The documents required for the formation of a company, together with £20 fee or same day incorporation fee of £100, should be sent to the registrar of Companies. [8] 

These are explained below:

Memorandum of Association:

States objective of the initial shareholders, the intention of becoming a member when formed. It gives proof that the members have approved to take one share at a time at least.

Article of Association

An internal book, required by law, as it states a contract between company and the members

Two types of article can be altered

a) special resolution which is passed at shareholders meeting .

b) written resolution which only applies to private companies.

Edward should states the type of article he is adopting, if not the registrar will automatically apply the model article appropriate depending on the type of company.

An application for registration of the company:

The document must contain the proposed company name. [9] It should state the location, if company is to be private or public, limited by share or Guarantee. There are restrictions on the choice of name adopted by a company, it might not be registered under the control of the Secretary of states. [10] 

The application must also contain documents showing, the statement of proposed officers, which gives addresses of first director and secretary, if the company is limited by Guarantee, statement of share capital is required.

Statement of Compliance.

This form will be signed by a solicitor who is engaged in the formation of the company or a named director. It states the criterion relating to registration has been met. The registrar then issues a Certificate of Incorporation if it is satisfied with the documents sent in compliance with the Act. This certificate is like a birth certificate of the company, from that date it is able to utilize all the powers of a registered company.
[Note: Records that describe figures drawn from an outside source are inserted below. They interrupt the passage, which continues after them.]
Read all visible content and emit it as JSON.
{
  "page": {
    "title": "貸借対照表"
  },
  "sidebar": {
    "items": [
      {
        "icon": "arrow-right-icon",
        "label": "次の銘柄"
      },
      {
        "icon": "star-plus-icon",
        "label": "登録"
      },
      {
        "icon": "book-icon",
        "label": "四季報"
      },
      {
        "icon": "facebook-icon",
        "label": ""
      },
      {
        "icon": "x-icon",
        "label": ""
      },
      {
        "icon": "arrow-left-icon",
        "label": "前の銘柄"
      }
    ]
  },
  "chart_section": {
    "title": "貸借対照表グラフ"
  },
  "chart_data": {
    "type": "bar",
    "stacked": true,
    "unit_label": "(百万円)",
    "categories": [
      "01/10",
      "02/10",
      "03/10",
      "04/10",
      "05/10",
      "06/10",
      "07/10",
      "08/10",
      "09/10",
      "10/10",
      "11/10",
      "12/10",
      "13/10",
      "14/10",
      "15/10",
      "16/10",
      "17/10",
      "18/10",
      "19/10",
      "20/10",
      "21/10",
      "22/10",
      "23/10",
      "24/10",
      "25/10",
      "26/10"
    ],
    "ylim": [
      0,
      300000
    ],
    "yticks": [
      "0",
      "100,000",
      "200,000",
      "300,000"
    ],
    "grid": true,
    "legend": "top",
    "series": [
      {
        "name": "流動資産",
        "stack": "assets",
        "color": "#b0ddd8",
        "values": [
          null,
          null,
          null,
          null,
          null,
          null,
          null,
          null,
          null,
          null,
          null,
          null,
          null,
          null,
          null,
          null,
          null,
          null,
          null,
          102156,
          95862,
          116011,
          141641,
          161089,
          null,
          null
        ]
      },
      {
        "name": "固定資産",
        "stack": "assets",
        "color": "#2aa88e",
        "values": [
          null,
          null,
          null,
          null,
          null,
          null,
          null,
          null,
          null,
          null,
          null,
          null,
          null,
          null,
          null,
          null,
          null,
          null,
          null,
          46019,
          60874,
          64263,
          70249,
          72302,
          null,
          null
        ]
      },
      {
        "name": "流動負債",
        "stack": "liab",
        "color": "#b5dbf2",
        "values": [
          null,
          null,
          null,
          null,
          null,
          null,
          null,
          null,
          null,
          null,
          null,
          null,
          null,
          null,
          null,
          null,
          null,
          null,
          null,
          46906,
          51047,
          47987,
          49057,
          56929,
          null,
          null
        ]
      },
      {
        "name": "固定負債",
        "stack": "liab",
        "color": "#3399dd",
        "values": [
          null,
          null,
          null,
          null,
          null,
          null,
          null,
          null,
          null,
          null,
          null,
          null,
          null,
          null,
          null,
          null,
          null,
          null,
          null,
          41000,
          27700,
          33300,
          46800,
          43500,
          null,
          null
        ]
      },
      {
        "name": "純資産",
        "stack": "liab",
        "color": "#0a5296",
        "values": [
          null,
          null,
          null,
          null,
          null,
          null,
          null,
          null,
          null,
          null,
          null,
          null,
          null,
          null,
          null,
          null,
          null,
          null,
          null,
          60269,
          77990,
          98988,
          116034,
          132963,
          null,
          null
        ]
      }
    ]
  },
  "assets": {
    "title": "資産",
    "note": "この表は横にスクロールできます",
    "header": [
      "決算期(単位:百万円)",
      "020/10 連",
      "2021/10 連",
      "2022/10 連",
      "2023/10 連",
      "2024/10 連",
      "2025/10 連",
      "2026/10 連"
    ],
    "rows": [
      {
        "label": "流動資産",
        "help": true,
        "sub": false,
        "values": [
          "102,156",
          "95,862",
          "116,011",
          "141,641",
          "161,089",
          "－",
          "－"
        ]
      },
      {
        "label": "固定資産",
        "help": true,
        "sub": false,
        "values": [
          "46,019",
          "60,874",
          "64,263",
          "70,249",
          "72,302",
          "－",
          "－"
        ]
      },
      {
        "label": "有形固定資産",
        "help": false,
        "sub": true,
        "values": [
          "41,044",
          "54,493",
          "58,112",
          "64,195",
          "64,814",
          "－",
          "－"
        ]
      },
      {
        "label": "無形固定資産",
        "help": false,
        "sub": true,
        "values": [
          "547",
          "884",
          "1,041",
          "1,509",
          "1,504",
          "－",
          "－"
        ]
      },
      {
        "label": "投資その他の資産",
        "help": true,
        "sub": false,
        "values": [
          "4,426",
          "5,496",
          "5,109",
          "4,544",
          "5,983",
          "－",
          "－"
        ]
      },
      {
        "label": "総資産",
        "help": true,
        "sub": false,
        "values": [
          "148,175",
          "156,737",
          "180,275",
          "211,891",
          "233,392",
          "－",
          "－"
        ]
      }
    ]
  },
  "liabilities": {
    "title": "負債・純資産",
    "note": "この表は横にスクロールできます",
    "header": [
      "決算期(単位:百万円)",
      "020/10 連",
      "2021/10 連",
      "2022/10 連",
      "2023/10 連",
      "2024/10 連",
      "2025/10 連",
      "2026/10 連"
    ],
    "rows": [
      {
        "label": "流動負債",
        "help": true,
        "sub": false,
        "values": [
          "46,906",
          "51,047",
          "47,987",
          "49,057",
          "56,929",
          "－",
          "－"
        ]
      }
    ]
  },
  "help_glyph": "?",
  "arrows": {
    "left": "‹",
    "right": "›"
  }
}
Moreover a public company cannot start borrowing until it is issued a Trading certificate. A form SH50 needs to be sent to the Registrar, who will issue this with verification of a minimum allotted share capital owned by the company.

However, Edward needs to know that it is a criminal offence, [11] to commence trade for more than a year as a public company, without a trading certificate, he will be liable as a director to indemnify the third party.

In general a Private Company Limited by Guarantee is the most suitable to set up as personal liability is to be avoided and separate personality is to be gained.